From an alternative perspective, the capability to launch these coordinated attacks also underscores the questionable nature of often inflated reporting pertaining to claimed major IS losses, and the resilient nature of the organization.  That said, it is also important to note that tangible positive measures of performance have been seen in other sectors. The 2 November events contrasted with recent headlining attacks in the province that were characterized by a series of vehicle borne IED attacks in Kirkuk City, with no new activity seen following an attack on 13 October.  In conjunction with the moderate casualty levels, international media attention for the 2 November attacks was limited.

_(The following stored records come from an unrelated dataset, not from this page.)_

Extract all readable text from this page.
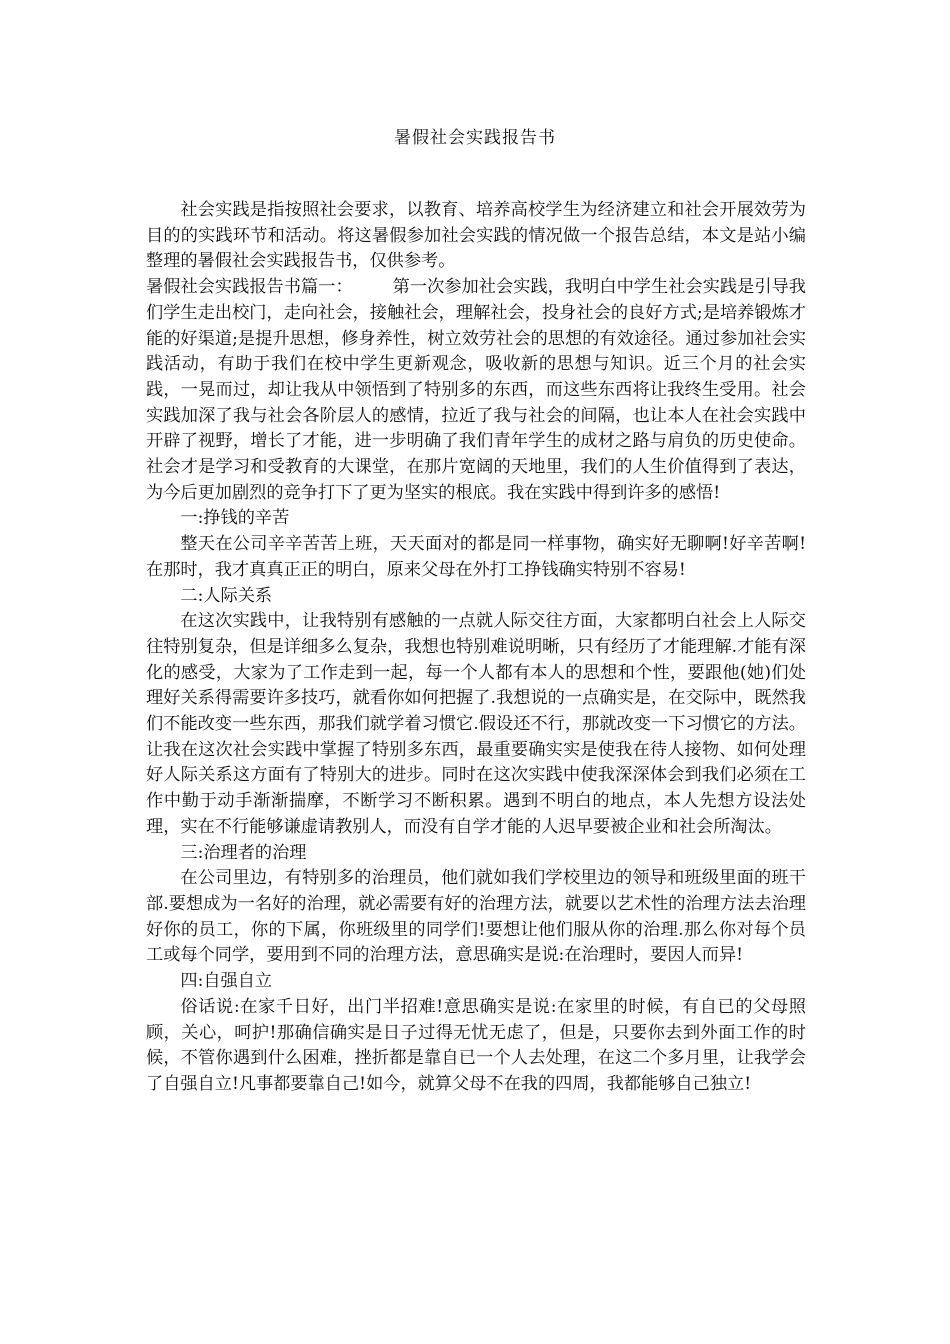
暑假社会实践报告书

社会实践是指按照社会要求，以教育、培养高校学生为经济建立和社会开展效劳为目的的实践环节和活动。将这暑假参加社会实践的情况做一个报告总结，本文是站小编整理的暑假社会实践报告书，仅供参考。

暑假社会实践报告书篇一： 第一次参加社会实践，我明白中学生社会实践是引导我们学生走出校门，走向社会，接触社会，理解社会，投身社会的良好方式;是培养锻炼才能的好渠道;是提升思想，修身养性，树立效劳社会的思想的有效途径。通过参加社会实践活动，有助于我们在校中学生更新观念，吸收新的思想与知识。近三个月的社会实践，一晃而过，却让我从中领悟到了特别多的东西，而这些东西将让我终生受用。社会实践加深了我与社会各阶层人的感情，拉近了我与社会的间隔，也让本人在社会实践中开辟了视野，增长了才能，进一步明确了我们青年学生的成材之路与肩负的历史使命。社会才是学习和受教育的大课堂，在那片宽阔的天地里，我们的人生价值得到了表达，为今后更加剧烈的竞争打下了更为坚实的根底。我在实践中得到许多的感悟!

一:挣钱的辛苦

整天在公司辛辛苦苦上班，天天面对的都是同一样事物，确实好无聊啊!好辛苦啊!在那时，我才真真正正的明白，原来父母在外打工挣钱确实特别不容易!

二:人际关系

在这次实践中，让我特别有感触的一点就人际交往方面，大家都明白社会上人际交往特别复杂，但是详细多么复杂，我想也特别难说明晰，只有经历了才能理解.才能有深化的感受，大家为了工作走到一起，每一个人都有本人的思想和个性，要跟他(她)们处理好关系得需要许多技巧，就看你如何把握了.我想说的一点确实是，在交际中，既然我们不能改变一些东西，那我们就学着习惯它.假设还不行，那就改变一下习惯它的方法。让我在这次社会实践中掌握了特别多东西，最重要确实实是使我在待人接物、如何处理好人际关系这方面有了特别大的进步。同时在这次实践中使我深深体会到我们必须在工作中勤于动手渐渐揣摩，不断学习不断积累。遇到不明白的地点，本人先想方设法处理，实在不行能够谦虚请教别人，而没有自学才能的人迟早要被企业和社会所淘汰。

三:治理者的治理

在公司里边，有特别多的治理员，他们就如我们学校里边的领导和班级里面的班干部.要想成为一名好的治理，就必需要有好的治理方法，就要以艺术性的治理方法去治理好你的员工，你的下属，你班级里的同学们!要想让他们服从你的治理.那么你对每个员工或每个同学，要用到不同的治理方法，意思确实是说:在治理时，要因人而异!

四:自强自立

俗话说:在家千日好，出门半招难!意思确实是说:在家里的时候，有自已的父母照顾，关心，呵护!那确信确实是日子过得无忧无虑了，但是，只要你去到外面工作的时候，不管你遇到什么困难，挫折都是靠自已一个人去处理，在这二个多月里，让我学会了自强自立!凡事都要靠自己!如今，就算父母不在我的四周，我都能够自己独立!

Through the 2 November events, IS demonstrated the capability to conduct near-simultaneous attacks affecting at least four separate areas in one night.  This includes at least two teams of skilled gunmen posing as Federal Police personnel in accordance with established deceptive practices.  Both of the primary attacks illustrated commonly seen murder and intimidation operations intended to degrade support for security forces and improve IS freedom of movement.  Multiple complementary attacks and supporting IED activity understandably played a role in frustrating security responses.

Markedly less active than the Hawija District, abductions are infrequently reported in the Dibis District. The tempo of direct fire activity is also moderate, with just one low-level incident reported in the district in October in a significant reduction from five incidents in September.  More common activity involves roadside IED attacks affecting security personnel and government employees, with at least six IED attacks conducted in Dibis District in October.  Although IS rarely conducts attacks directly targeting oil infrastructure, all forms of activity in key suburbs west of Kirkuk are important to monitor to maintain awareness of assessed threat levels influential to the oil and gas industry.

Further south, the attack resulting in the assassination of the Mahmudiya Village Mukhtar was significant in multiple regards.  The raid closely followed attacks against power infrastructure affecting at least two power transmission towers in and around Mahmudiya Village the day beforehand.  While initially routine, it is likely that IS conducted the attacks with the goal of skillfully exploiting associated power outages.  The 2 November assassination forms the latest in an uptick in attacks against mukhtars in Hawija District.  This includes a failed attack on 27 October against the mukhtar of Khatuniyah Village, located roughly 6km southeast of the latest incident, as well as the 29 October assassination of a mukhtar in Dawdiya Village, located south of Hawija Town.